Thank you to all our volunteers
By Polly Kitson
Volunteer Manager
Volunteer Week is an opportunity for Sussex Wildlife Trust to say thank you to our volunteers. With nearly 900 registered volunteers across Sussex the impact and importance of our volunteers is vast.
The range of support our volunteers provide us with is impressive. Many volunteers support work within our nature reserves and projects. These volunteers provide the missing natural processes within our landscape. Trimming scrub replicates goats and deer browsing, mowing equals sheep grazing, and building leaky dams imitates beavers. The impact of the gentler approach can be seen and monitored by the fixed-point photography (photographing in the same area over years) and the surveying of specific species. This vital information is used by the team in making decisions about future activities and measures to be taken on the reserves.

Connecting young people with nature is pivotal to our community engagement provision. A busy team of volunteers’ support schools and college groups at Woods Mill and Tilgate Park in Crawley. The Forest School Instructors train hundreds of volunteers every year to engage young people in nature.

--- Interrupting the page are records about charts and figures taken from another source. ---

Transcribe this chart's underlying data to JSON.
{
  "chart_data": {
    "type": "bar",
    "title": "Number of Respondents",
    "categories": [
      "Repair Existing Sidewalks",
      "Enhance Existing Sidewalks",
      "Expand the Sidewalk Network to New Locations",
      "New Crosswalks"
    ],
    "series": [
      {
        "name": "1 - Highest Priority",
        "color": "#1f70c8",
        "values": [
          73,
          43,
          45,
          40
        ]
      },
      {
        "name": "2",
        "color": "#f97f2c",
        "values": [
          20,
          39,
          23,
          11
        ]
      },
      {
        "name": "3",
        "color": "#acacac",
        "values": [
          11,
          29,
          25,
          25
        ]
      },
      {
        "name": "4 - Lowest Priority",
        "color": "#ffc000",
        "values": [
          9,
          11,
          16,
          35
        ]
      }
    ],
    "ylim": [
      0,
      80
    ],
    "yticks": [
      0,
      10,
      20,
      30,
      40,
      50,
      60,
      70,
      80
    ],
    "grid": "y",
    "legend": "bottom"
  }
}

Marine volunteers work with the Living Seas Team and on projects such as Wild Coast Sussex. Volunteers survey our shores, seas and beaches. This not only inspires generations of people to take care of the coastlines but the valuable data collected help us better understand the marine and coastal habitats of Sussex.

Rye Harbour Nature Reserve possibly has the widest range of volunteering within the one reserve. Visitors to the Discovery Centre will be aware of volunteers at the Welcome and Information Desk and the Café. Volunteers support the education activities at the Centre, provide guided walks and historical talks, just to name a few.
Finally, but essentially, are the volunteers that beaver away behind the scenes. The administration volunteers. Those that collate the membership packs, input data from surveys, support in social media and communications, and help with IT.
Volunteers enable the Trust to work towards its goals of inspiring communities to engage with nature and crucially, to restore wildlife across the landscape and sea. We would like to thank all of these wonderful volunteers for the time and commitment they give to the Trust, wildlife in Sussex and their communities.